Idéalement, au terme d’une négociation entre pairs ; s’il le faut, sous la menace d’une intervention armée. Du jamais-vu. Le 13 janvier, après l’échec d’une deuxième médiation de la Cedeao dans la capitale gambienne, décision est prise d’emmener temporairement Barrow hors du pays, le temps d’y voir plus clair. « Il commençait à y avoir des menaces sérieuses sur son intégrité physique, la Cedeao a donc préféré ne prendre aucun risque », explique une source à la présidence sénégalaise.
Sommet Afrique-France de Bamako
Le soir même, il embarque à bord de l’avion d’Ellen Johnson-Sirleaf, membre de l’équipe de médiation et présidente en exercice de la Cedeao, à destination de Monrovia. Le lendemain matin, le même équipage décolle en direction de Bamako, pour prendre part au 27e sommet Afrique-France. Sur place, la présence de Barrow est justifiée par les organisateurs maliens et français par le fait qu’il est « le président élu » de la Gambie. Il participe d’ailleurs, à ce titre, au déjeuner officiel, assis entre le Guinéen Alpha Condé et le Nigérien Mahamadou Issoufou. « Il est pleinement conscient de la responsabilité qui pèse sur ses épaules, glisse un ministre présent. Il sait aussi que la situation est grave et dépasse les frontières de la Gambie. »
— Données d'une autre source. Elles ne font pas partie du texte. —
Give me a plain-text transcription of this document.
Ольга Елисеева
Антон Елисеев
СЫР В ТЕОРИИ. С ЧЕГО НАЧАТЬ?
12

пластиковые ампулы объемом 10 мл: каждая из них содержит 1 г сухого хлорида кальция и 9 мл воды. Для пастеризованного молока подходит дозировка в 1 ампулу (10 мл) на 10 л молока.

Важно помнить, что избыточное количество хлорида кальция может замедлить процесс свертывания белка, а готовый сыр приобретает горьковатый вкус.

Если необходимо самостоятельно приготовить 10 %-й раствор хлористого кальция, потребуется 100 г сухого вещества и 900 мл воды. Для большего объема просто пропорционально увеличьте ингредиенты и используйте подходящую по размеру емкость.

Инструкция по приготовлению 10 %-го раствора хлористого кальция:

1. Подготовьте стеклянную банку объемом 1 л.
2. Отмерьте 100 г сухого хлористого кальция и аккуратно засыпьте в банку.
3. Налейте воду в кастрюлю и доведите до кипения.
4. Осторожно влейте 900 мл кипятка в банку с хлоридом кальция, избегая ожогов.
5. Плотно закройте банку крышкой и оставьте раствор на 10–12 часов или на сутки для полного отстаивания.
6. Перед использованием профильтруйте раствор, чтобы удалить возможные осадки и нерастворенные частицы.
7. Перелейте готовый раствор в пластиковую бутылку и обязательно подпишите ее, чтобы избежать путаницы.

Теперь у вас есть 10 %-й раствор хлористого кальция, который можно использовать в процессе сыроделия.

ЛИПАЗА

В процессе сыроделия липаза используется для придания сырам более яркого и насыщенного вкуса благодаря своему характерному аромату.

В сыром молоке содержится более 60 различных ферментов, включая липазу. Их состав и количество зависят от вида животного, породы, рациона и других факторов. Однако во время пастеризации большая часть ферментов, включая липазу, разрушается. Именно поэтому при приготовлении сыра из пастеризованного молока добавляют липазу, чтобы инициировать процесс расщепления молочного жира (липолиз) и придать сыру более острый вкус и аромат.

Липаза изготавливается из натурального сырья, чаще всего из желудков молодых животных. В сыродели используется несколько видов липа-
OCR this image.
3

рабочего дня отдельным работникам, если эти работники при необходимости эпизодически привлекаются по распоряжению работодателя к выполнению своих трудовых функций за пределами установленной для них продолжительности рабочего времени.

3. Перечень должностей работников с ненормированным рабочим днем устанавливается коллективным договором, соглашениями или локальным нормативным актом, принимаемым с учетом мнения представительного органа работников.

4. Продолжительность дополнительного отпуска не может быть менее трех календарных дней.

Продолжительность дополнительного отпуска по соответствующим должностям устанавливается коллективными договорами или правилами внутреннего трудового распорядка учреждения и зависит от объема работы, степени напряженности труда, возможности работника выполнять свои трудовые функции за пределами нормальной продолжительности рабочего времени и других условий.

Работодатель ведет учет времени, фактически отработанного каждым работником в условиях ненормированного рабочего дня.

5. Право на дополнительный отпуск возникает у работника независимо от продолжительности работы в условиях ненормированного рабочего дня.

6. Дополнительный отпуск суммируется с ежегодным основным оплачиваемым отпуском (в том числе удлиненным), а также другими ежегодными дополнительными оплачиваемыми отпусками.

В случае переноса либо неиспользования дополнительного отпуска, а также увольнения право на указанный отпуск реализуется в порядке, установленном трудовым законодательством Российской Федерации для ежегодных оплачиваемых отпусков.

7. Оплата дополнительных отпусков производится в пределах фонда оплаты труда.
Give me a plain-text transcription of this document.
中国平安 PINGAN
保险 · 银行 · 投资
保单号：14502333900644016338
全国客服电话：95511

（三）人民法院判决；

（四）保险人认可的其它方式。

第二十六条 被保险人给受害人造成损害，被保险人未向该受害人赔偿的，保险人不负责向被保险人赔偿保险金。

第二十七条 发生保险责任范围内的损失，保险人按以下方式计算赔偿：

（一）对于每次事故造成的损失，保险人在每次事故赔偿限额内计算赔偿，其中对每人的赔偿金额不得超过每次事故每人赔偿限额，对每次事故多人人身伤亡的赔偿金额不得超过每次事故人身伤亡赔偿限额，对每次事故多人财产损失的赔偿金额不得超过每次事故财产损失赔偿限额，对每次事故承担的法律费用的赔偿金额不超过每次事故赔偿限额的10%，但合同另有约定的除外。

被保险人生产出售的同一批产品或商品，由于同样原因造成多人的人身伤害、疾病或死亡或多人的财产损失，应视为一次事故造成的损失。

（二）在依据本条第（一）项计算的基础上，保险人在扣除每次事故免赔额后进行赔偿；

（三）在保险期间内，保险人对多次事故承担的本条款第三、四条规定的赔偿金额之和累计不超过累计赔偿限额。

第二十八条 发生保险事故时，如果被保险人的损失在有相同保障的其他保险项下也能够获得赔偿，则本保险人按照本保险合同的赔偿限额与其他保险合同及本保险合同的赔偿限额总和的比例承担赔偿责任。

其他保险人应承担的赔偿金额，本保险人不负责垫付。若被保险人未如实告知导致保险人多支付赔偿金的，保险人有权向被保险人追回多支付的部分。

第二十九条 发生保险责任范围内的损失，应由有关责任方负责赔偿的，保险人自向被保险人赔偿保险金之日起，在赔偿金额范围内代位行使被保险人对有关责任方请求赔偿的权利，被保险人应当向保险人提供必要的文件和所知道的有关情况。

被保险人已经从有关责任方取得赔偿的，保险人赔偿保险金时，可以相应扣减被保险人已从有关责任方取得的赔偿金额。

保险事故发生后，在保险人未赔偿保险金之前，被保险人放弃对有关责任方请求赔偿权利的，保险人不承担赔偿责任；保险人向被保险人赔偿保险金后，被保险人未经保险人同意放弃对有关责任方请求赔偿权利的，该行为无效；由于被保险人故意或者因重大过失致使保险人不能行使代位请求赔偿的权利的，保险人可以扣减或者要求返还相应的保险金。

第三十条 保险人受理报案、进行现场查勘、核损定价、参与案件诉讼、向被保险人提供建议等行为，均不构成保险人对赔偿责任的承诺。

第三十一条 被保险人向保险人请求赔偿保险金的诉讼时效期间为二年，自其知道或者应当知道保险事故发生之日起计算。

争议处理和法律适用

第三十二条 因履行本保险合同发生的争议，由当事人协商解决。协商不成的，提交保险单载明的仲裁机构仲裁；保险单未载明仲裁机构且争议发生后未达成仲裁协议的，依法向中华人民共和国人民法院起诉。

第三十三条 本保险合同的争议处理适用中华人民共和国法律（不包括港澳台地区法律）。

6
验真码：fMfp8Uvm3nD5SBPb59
Le 14 janvier, Adama Barrow change de stature. Oublié le personnage nonchalant, en polo de sport, enfoncé dans son canapé en cuir. L’homme déambule dorénavant, non sans une certaine aisance, parmi ses pairs du continent, qui le reconnaissent comme l’un des leurs. Selon plusieurs de ses interlocuteurs, il est serein et déterminé. À l’issue du sommet, Ellen Johnson-Sirleaf, toujours au nom de la Cedeao, demande à Macky Sall d’accueillir son futur homologue gambien à Dakar jusqu’à son investiture. Requête immédiatement acceptée par le président sénégalais, qui le fait monter dans son avion, à l’abri des regards. Avec ses deux épouses et quelques membres de sa famille, il séjournera discrètement à l’hôtel King Fahd, à Dakar, jusqu’à sa prestation de serment.
Investiture à Dakar
Vendredi 19 janvier, au terme d’une investiture au rabais qui a néanmoins fait de lui le président en exercice de la Gambie, Adama Barrow pouvait savourer la sollicitude subite de la communauté internationale envers un petit pays oublié de 2 millions d’habitants, ayant réussi l’exploit d’agréger derrière lui, en un mois, le ban et l’arrière-ban de la communauté internationale. Vers 17 heures GMT, le Conseil de sécurité de l’ONU donnait le feu vert à la Cedeao – dont les forces en attente étaient prépositionnées depuis la veille – pour passer à l’action.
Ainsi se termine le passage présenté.